⑷演繹
月の無い暗い夜だった。
冷たい夜風がプラタナスの梢を震わせる。
駐輪場へ踏み出した瞬間、足の裏に柔らかな感触があった。ばらばらと崩壊するプラタナスの実が、恨めしいと此方を見ているようだ。点在する街灯の橙色の灯りが仄かにアスファルトを照らす。バイクはスポットライトが当てられたようにぽつりと停まっていた。
シートに跨り、鍵を差し込む。エンジンの拍動を感じながら、航は焦る気持ちを抑え切れなかった。
良くないことが起ころうとしている。嫌な予感が胸の中に充満し、指先が震えた。
弾丸のように駐輪場を飛び出し、病院前の大通りを走り抜ける。信号待ちの車の間を縫って走り、レーシングカーのように発車した。
スピードメーターに目は向けない。視線は前方へ固定し、神経は周囲へ張り巡らせる。
さあ、こっちだ。
湊の声が蘇る。児戯のような口調だった。
自己犠牲も蛮勇も自分達の遣り方じゃない。何か意図がある筈だ。無計画に自分を危険に晒すようなことはしない。
無我夢中だった。
何処へ向かっているのか、湊が何処にいるのか。そんなことは考えもしなかった。夢中でバイクを走らせて、到着した時、闇の中に小さな火が灯っているのが見えた。
「ーー航?」
湊の声がした。
虚を突かれたかのような無作為な声だった。
バイクのヘッドライトが辺りを照らす。湊とリュウが蝋燭の火を囲んでしゃがみ込んでいた。
「早かったね」
なんだ、そりゃ。
そう言おうと思うのに、口の中がからからに乾いていて声が出なかった。酷く息が切れている。まるで、それまで無呼吸でいたみたいだ。
湊はリュウと顔を見合わせると、子供のように手招きした。航はバイクのエンジンを切って側へ歩み寄った。

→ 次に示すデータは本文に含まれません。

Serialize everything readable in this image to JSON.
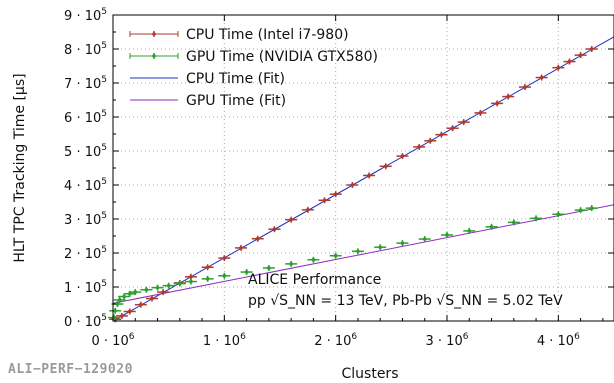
{
  "chart_data": {
    "type": "scatter",
    "title": "",
    "xlabel": "Clusters",
    "ylabel": "HLT TPC Tracking Time [µs]",
    "xlim": [
      0,
      4500000
    ],
    "ylim": [
      0,
      900000
    ],
    "x_ticks": [
      0,
      1000000,
      2000000,
      3000000,
      4000000
    ],
    "y_ticks": [
      0,
      100000,
      200000,
      300000,
      400000,
      500000,
      600000,
      700000,
      800000,
      900000
    ],
    "x_tick_labels": [
      "0 · 10^6",
      "1 · 10^6",
      "2 · 10^6",
      "3 · 10^6",
      "4 · 10^6"
    ],
    "y_tick_labels": [
      "0 · 10^5",
      "1 · 10^5",
      "2 · 10^5",
      "3 · 10^5",
      "4 · 10^5",
      "5 · 10^5",
      "6 · 10^5",
      "7 · 10^5",
      "8 · 10^5",
      "9 · 10^5"
    ],
    "grid": true,
    "legend_position": "top-left",
    "series": [
      {
        "name": "CPU Time (Intel i7-980)",
        "style": "points",
        "color": "#b03a2e",
        "x": [
          20000,
          80000,
          150000,
          250000,
          350000,
          450000,
          600000,
          700000,
          850000,
          1000000,
          1150000,
          1300000,
          1450000,
          1600000,
          1750000,
          1900000,
          2000000,
          2150000,
          2300000,
          2450000,
          2600000,
          2750000,
          2850000,
          2950000,
          3050000,
          3150000,
          3300000,
          3450000,
          3550000,
          3700000,
          3850000,
          4000000,
          4100000,
          4200000,
          4300000
        ],
        "y": [
          5000,
          15000,
          28000,
          48000,
          66000,
          85000,
          112000,
          130000,
          158000,
          185000,
          215000,
          242000,
          270000,
          298000,
          327000,
          355000,
          373000,
          400000,
          428000,
          455000,
          485000,
          512000,
          530000,
          548000,
          567000,
          585000,
          612000,
          640000,
          660000,
          688000,
          716000,
          745000,
          763000,
          782000,
          800000
        ]
      },
      {
        "name": "GPU Time (NVIDIA GTX580)",
        "style": "points",
        "color": "#2ca02c",
        "x": [
          10000,
          20000,
          40000,
          60000,
          100000,
          150000,
          200000,
          300000,
          400000,
          500000,
          600000,
          700000,
          850000,
          1000000,
          1200000,
          1400000,
          1600000,
          1800000,
          2000000,
          2200000,
          2400000,
          2600000,
          2800000,
          3000000,
          3200000,
          3400000,
          3600000,
          3800000,
          4000000,
          4200000,
          4300000
        ],
        "y": [
          10000,
          30000,
          50000,
          62000,
          72000,
          80000,
          85000,
          92000,
          98000,
          104000,
          110000,
          116000,
          124000,
          133000,
          144000,
          156000,
          168000,
          180000,
          192000,
          205000,
          217000,
          229000,
          241000,
          253000,
          265000,
          277000,
          290000,
          302000,
          314000,
          326000,
          332000
        ]
      },
      {
        "name": "CPU Time (Fit)",
        "style": "line",
        "color": "#1f2fbf",
        "x": [
          0,
          4500000
        ],
        "y": [
          0,
          836000
        ]
      },
      {
        "name": "GPU Time (Fit)",
        "style": "line",
        "color": "#8e2bbf",
        "x": [
          0,
          4500000
        ],
        "y": [
          52000,
          342000
        ]
      }
    ],
    "annotation_line1": "ALICE Performance",
    "annotation_line2": "pp √S_NN = 13 TeV, Pb-Pb √S_NN = 5.02 TeV"
  },
  "watermark": "ALI−PERF−129020"
}
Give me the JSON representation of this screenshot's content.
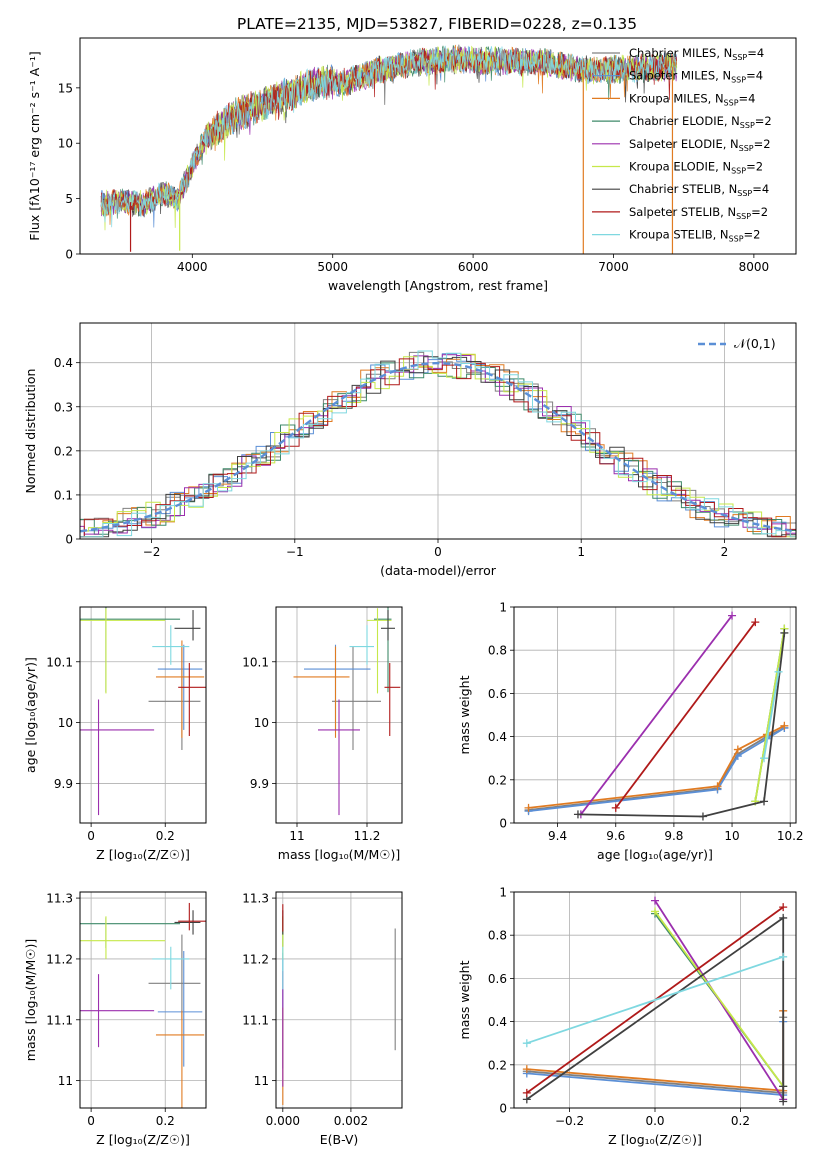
{
  "figure_title": "PLATE=2135, MJD=53827, FIBERID=0228, z=0.135",
  "models": [
    {
      "name": "Chabrier MILES",
      "nssp": "4",
      "color": "#808080"
    },
    {
      "name": "Salpeter MILES",
      "nssp": "4",
      "color": "#5b8fd6"
    },
    {
      "name": "Kroupa MILES",
      "nssp": "4",
      "color": "#e07b22"
    },
    {
      "name": "Chabrier ELODIE",
      "nssp": "2",
      "color": "#3f8a6a"
    },
    {
      "name": "Salpeter ELODIE",
      "nssp": "2",
      "color": "#9b2fae"
    },
    {
      "name": "Kroupa ELODIE",
      "nssp": "2",
      "color": "#c6e84a"
    },
    {
      "name": "Chabrier STELIB",
      "nssp": "4",
      "color": "#404040"
    },
    {
      "name": "Salpeter STELIB",
      "nssp": "2",
      "color": "#b01a1a"
    },
    {
      "name": "Kroupa STELIB",
      "nssp": "2",
      "color": "#7fd8e0"
    }
  ],
  "legend_nssp_prefix": "N",
  "legend_nssp_sub": "SSP",
  "chart_data": [
    {
      "id": "spectrum",
      "type": "line",
      "xlabel": "wavelength [Angstrom, rest frame]",
      "ylabel": "Flux [fλ10⁻¹⁷ erg cm⁻² s⁻¹ A⁻¹]",
      "xlim": [
        3200,
        8300
      ],
      "ylim": [
        0,
        19.5
      ],
      "xticks": [
        4000,
        5000,
        6000,
        7000,
        8000
      ],
      "yticks": [
        0,
        5,
        10,
        15
      ],
      "grid": false,
      "legend": "top-right",
      "continuum": {
        "x": [
          3350,
          3500,
          3650,
          3800,
          3900,
          4000,
          4100,
          4300,
          4500,
          4700,
          4900,
          5100,
          5300,
          5600,
          5900,
          6200,
          6500,
          6800,
          7100,
          7400,
          7450
        ],
        "y": [
          4.5,
          4.8,
          4.5,
          5.5,
          5.0,
          8.0,
          10.5,
          12.5,
          13.5,
          14.5,
          15.5,
          15.5,
          16.5,
          17.3,
          17.6,
          17.4,
          17.3,
          16.6,
          16.7,
          16.9,
          16.9
        ]
      },
      "spikes": [
        {
          "x": 3560,
          "y": 0.2,
          "series": 7
        },
        {
          "x": 3910,
          "y": 0.3,
          "series": 5
        },
        {
          "x": 6785,
          "y": 0,
          "series": 2
        },
        {
          "x": 7420,
          "y": 0,
          "series": 2
        }
      ]
    },
    {
      "id": "residuals",
      "type": "histogram",
      "xlabel": "(data-model)/error",
      "ylabel": "Normed distribution",
      "xlim": [
        -2.5,
        2.5
      ],
      "ylim": [
        0,
        0.49
      ],
      "xticks": [
        -2,
        -1,
        0,
        1,
        2
      ],
      "yticks": [
        0.0,
        0.1,
        0.2,
        0.3,
        0.4
      ],
      "grid": true,
      "legend": "top-right",
      "reference_label": "𝒩(0,1)",
      "reference_curve": {
        "type": "gaussian",
        "mean": 0,
        "sigma": 1
      },
      "bin_width": 0.1
    },
    {
      "id": "age_vs_Z",
      "type": "errorbar",
      "xlabel": "Z [log₁₀(Z/Z☉)]",
      "ylabel": "age  [log₁₀(age/yr)]",
      "xlim": [
        -0.03,
        0.31
      ],
      "ylim": [
        9.835,
        10.19
      ],
      "xticks": [
        0.0,
        0.2
      ],
      "yticks": [
        9.9,
        10.0,
        10.1
      ],
      "grid": true,
      "points": [
        {
          "series": 0,
          "x": 0.245,
          "xerr": [
            0.09,
            0.05
          ],
          "y": 10.035,
          "yerr": [
            0.08,
            0.09
          ]
        },
        {
          "series": 1,
          "x": 0.25,
          "xerr": [
            0.07,
            0.05
          ],
          "y": 10.088,
          "yerr": [
            0.1,
            0.04
          ]
        },
        {
          "series": 2,
          "x": 0.245,
          "xerr": [
            0.07,
            0.06
          ],
          "y": 10.075,
          "yerr": [
            0.1,
            0.06
          ]
        },
        {
          "series": 3,
          "x": 0.04,
          "xerr": [
            0.13,
            0.2
          ],
          "y": 10.17,
          "yerr": [
            0.12,
            0.02
          ]
        },
        {
          "series": 4,
          "x": 0.02,
          "xerr": [
            0.12,
            0.15
          ],
          "y": 9.988,
          "yerr": [
            0.14,
            0.05
          ]
        },
        {
          "series": 5,
          "x": 0.04,
          "xerr": [
            0.13,
            0.16
          ],
          "y": 10.168,
          "yerr": [
            0.12,
            0.02
          ]
        },
        {
          "series": 6,
          "x": 0.275,
          "xerr": [
            0.05,
            0.02
          ],
          "y": 10.155,
          "yerr": [
            0.02,
            0.03
          ]
        },
        {
          "series": 7,
          "x": 0.265,
          "xerr": [
            0.03,
            0.05
          ],
          "y": 10.058,
          "yerr": [
            0.08,
            0.04
          ]
        },
        {
          "series": 8,
          "x": 0.215,
          "xerr": [
            0.05,
            0.05
          ],
          "y": 10.125,
          "yerr": [
            0.03,
            0.035
          ]
        }
      ]
    },
    {
      "id": "age_vs_mass",
      "type": "errorbar",
      "xlabel": "mass [log₁₀(M/M☉)]",
      "ylabel": "",
      "xlim": [
        10.94,
        11.3
      ],
      "ylim": [
        9.835,
        10.19
      ],
      "xticks": [
        11.0,
        11.2
      ],
      "yticks": [
        9.9,
        10.0,
        10.1
      ],
      "grid": true,
      "points": [
        {
          "series": 0,
          "x": 11.16,
          "xerr": [
            0.06,
            0.08
          ],
          "y": 10.035,
          "yerr": [
            0.08,
            0.09
          ]
        },
        {
          "series": 1,
          "x": 11.11,
          "xerr": [
            0.09,
            0.1
          ],
          "y": 10.088,
          "yerr": [
            0.1,
            0.04
          ]
        },
        {
          "series": 2,
          "x": 11.11,
          "xerr": [
            0.12,
            0.04
          ],
          "y": 10.075,
          "yerr": [
            0.1,
            0.05
          ]
        },
        {
          "series": 3,
          "x": 11.26,
          "xerr": [
            0.04,
            0.01
          ],
          "y": 10.17,
          "yerr": [
            0.12,
            0.02
          ]
        },
        {
          "series": 4,
          "x": 11.12,
          "xerr": [
            0.06,
            0.06
          ],
          "y": 9.988,
          "yerr": [
            0.14,
            0.05
          ]
        },
        {
          "series": 5,
          "x": 11.23,
          "xerr": [
            0.03,
            0.04
          ],
          "y": 10.168,
          "yerr": [
            0.12,
            0.02
          ]
        },
        {
          "series": 6,
          "x": 11.26,
          "xerr": [
            0.02,
            0.02
          ],
          "y": 10.155,
          "yerr": [
            0.02,
            0.03
          ]
        },
        {
          "series": 7,
          "x": 11.265,
          "xerr": [
            0.015,
            0.03
          ],
          "y": 10.058,
          "yerr": [
            0.08,
            0.04
          ]
        },
        {
          "series": 8,
          "x": 11.2,
          "xerr": [
            0.05,
            0.02
          ],
          "y": 10.125,
          "yerr": [
            0.03,
            0.035
          ]
        }
      ]
    },
    {
      "id": "weight_vs_age",
      "type": "line",
      "xlabel": "age  [log₁₀(age/yr)]",
      "ylabel": "mass weight",
      "xlim": [
        9.25,
        10.22
      ],
      "ylim": [
        0,
        1.0
      ],
      "xticks": [
        9.4,
        9.6,
        9.8,
        10.0,
        10.2
      ],
      "yticks": [
        0.0,
        0.2,
        0.4,
        0.6,
        0.8,
        1.0
      ],
      "grid": true,
      "series": [
        {
          "series": 0,
          "x": [
            9.3,
            9.95,
            10.02,
            10.12,
            10.18
          ],
          "y": [
            0.06,
            0.16,
            0.32,
            0.4,
            0.44
          ]
        },
        {
          "series": 1,
          "x": [
            9.3,
            9.95,
            10.02,
            10.12,
            10.18
          ],
          "y": [
            0.055,
            0.155,
            0.31,
            0.39,
            0.44
          ]
        },
        {
          "series": 2,
          "x": [
            9.3,
            9.95,
            10.02,
            10.12,
            10.18
          ],
          "y": [
            0.07,
            0.17,
            0.34,
            0.41,
            0.45
          ]
        },
        {
          "series": 3,
          "x": [
            10.08,
            10.18
          ],
          "y": [
            0.1,
            0.9
          ]
        },
        {
          "series": 4,
          "x": [
            9.48,
            10.0
          ],
          "y": [
            0.04,
            0.96
          ]
        },
        {
          "series": 5,
          "x": [
            10.08,
            10.18
          ],
          "y": [
            0.1,
            0.9
          ]
        },
        {
          "series": 6,
          "x": [
            9.47,
            9.9,
            10.11,
            10.18
          ],
          "y": [
            0.04,
            0.03,
            0.1,
            0.88
          ]
        },
        {
          "series": 7,
          "x": [
            9.6,
            10.08
          ],
          "y": [
            0.07,
            0.93
          ]
        },
        {
          "series": 8,
          "x": [
            10.11,
            10.16
          ],
          "y": [
            0.3,
            0.7
          ]
        }
      ]
    },
    {
      "id": "mass_vs_Z",
      "type": "errorbar",
      "xlabel": "Z [log₁₀(Z/Z☉)]",
      "ylabel": "mass [log₁₀(M/M☉)]",
      "xlim": [
        -0.03,
        0.31
      ],
      "ylim": [
        10.955,
        11.31
      ],
      "xticks": [
        0.0,
        0.2
      ],
      "yticks": [
        11.0,
        11.1,
        11.2,
        11.3
      ],
      "grid": true,
      "points": [
        {
          "series": 0,
          "x": 0.245,
          "xerr": [
            0.09,
            0.05
          ],
          "y": 11.16,
          "yerr": [
            0.06,
            0.08
          ]
        },
        {
          "series": 1,
          "x": 0.25,
          "xerr": [
            0.07,
            0.05
          ],
          "y": 11.113,
          "yerr": [
            0.09,
            0.1
          ]
        },
        {
          "series": 2,
          "x": 0.245,
          "xerr": [
            0.07,
            0.06
          ],
          "y": 11.075,
          "yerr": [
            0.12,
            0.04
          ]
        },
        {
          "series": 3,
          "x": 0.04,
          "xerr": [
            0.13,
            0.2
          ],
          "y": 11.258,
          "yerr": [
            0.04,
            0.01
          ]
        },
        {
          "series": 4,
          "x": 0.02,
          "xerr": [
            0.12,
            0.15
          ],
          "y": 11.115,
          "yerr": [
            0.06,
            0.06
          ]
        },
        {
          "series": 5,
          "x": 0.04,
          "xerr": [
            0.13,
            0.16
          ],
          "y": 11.23,
          "yerr": [
            0.03,
            0.04
          ]
        },
        {
          "series": 6,
          "x": 0.275,
          "xerr": [
            0.05,
            0.02
          ],
          "y": 11.26,
          "yerr": [
            0.02,
            0.02
          ]
        },
        {
          "series": 7,
          "x": 0.265,
          "xerr": [
            0.03,
            0.05
          ],
          "y": 11.262,
          "yerr": [
            0.015,
            0.03
          ]
        },
        {
          "series": 8,
          "x": 0.215,
          "xerr": [
            0.05,
            0.05
          ],
          "y": 11.2,
          "yerr": [
            0.05,
            0.02
          ]
        }
      ]
    },
    {
      "id": "mass_vs_ebv",
      "type": "errorbar",
      "xlabel": "E(B-V)",
      "ylabel": "",
      "xlim": [
        -0.0002,
        0.0035
      ],
      "ylim": [
        10.955,
        11.31
      ],
      "xticks": [
        0.0,
        0.002
      ],
      "xtick_labels": [
        "0.000",
        "0.002"
      ],
      "yticks": [
        11.0,
        11.1,
        11.2,
        11.3
      ],
      "grid": true,
      "points": [
        {
          "series": 0,
          "x": 0.0033,
          "xerr": [
            0,
            0
          ],
          "y": 11.15,
          "yerr": [
            0.1,
            0.1
          ]
        },
        {
          "series": 1,
          "x": 0.0,
          "xerr": [
            0,
            0
          ],
          "y": 11.11,
          "yerr": [
            0.09,
            0.1
          ]
        },
        {
          "series": 2,
          "x": 0.0,
          "xerr": [
            0,
            0
          ],
          "y": 11.08,
          "yerr": [
            0.12,
            0.04
          ]
        },
        {
          "series": 3,
          "x": 0.0,
          "xerr": [
            0,
            0
          ],
          "y": 11.26,
          "yerr": [
            0.04,
            0.01
          ]
        },
        {
          "series": 4,
          "x": 0.0,
          "xerr": [
            0,
            0
          ],
          "y": 11.1,
          "yerr": [
            0.11,
            0.08
          ]
        },
        {
          "series": 5,
          "x": 0.0,
          "xerr": [
            0,
            0
          ],
          "y": 11.23,
          "yerr": [
            0.03,
            0.04
          ]
        },
        {
          "series": 6,
          "x": 0.0,
          "xerr": [
            0,
            0
          ],
          "y": 11.26,
          "yerr": [
            0.02,
            0.02
          ]
        },
        {
          "series": 7,
          "x": 0.0,
          "xerr": [
            0,
            0
          ],
          "y": 11.26,
          "yerr": [
            0.015,
            0.03
          ]
        },
        {
          "series": 8,
          "x": 0.0,
          "xerr": [
            0,
            0
          ],
          "y": 11.2,
          "yerr": [
            0.05,
            0.02
          ]
        }
      ]
    },
    {
      "id": "weight_vs_Z",
      "type": "line",
      "xlabel": "Z [log₁₀(Z/Z☉)]",
      "ylabel": "mass weight",
      "xlim": [
        -0.33,
        0.33
      ],
      "ylim": [
        0,
        1.0
      ],
      "xticks": [
        -0.2,
        0.0,
        0.2
      ],
      "xtick_labels": [
        "−0.2",
        "0.0",
        "0.2"
      ],
      "yticks": [
        0.0,
        0.2,
        0.4,
        0.6,
        0.8,
        1.0
      ],
      "grid": true,
      "series": [
        {
          "series": 0,
          "x": [
            -0.3,
            0.3,
            0.3
          ],
          "y": [
            0.17,
            0.07,
            0.42
          ]
        },
        {
          "series": 1,
          "x": [
            -0.3,
            0.3,
            0.3
          ],
          "y": [
            0.16,
            0.06,
            0.4
          ]
        },
        {
          "series": 2,
          "x": [
            -0.3,
            0.3,
            0.3
          ],
          "y": [
            0.18,
            0.08,
            0.45
          ]
        },
        {
          "series": 3,
          "x": [
            0.0,
            0.3
          ],
          "y": [
            0.9,
            0.1
          ]
        },
        {
          "series": 4,
          "x": [
            0.0,
            0.3
          ],
          "y": [
            0.96,
            0.04
          ]
        },
        {
          "series": 5,
          "x": [
            0.0,
            0.3
          ],
          "y": [
            0.91,
            0.1
          ]
        },
        {
          "series": 6,
          "x": [
            -0.3,
            0.3,
            0.3,
            0.3
          ],
          "y": [
            0.04,
            0.88,
            0.1,
            0.03
          ]
        },
        {
          "series": 7,
          "x": [
            -0.3,
            0.3
          ],
          "y": [
            0.07,
            0.93
          ]
        },
        {
          "series": 8,
          "x": [
            -0.3,
            0.3
          ],
          "y": [
            0.3,
            0.7
          ]
        }
      ]
    }
  ]
}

蝋燭の側には、一枚の半紙があった。無数の記号が墨汁で書かれている。漢字のようだが、流れるような達筆で解読出来なかった。そもそも、漢語圏で生活したことが無い。
ならば、これを書いたのはリュウだ。そして、リュウが書いたということは陰陽道に属する何かの術式なのではないか。演繹的な思考を巡らせていると、湊が周囲を見回して問い掛けた。
「ソフィアは無事? 霊と話は出来た?」
「……」
航の沈黙から答えを拾い、湊は控え目に笑った。
「そりゃそうさ。だって、耳も口も無かったからね」
見透かすような言葉に苛立ちが込み上げる。
解っていたならーー、と言おうとして止めた。湊は初めからソフィアの交霊に苦言を呈していた。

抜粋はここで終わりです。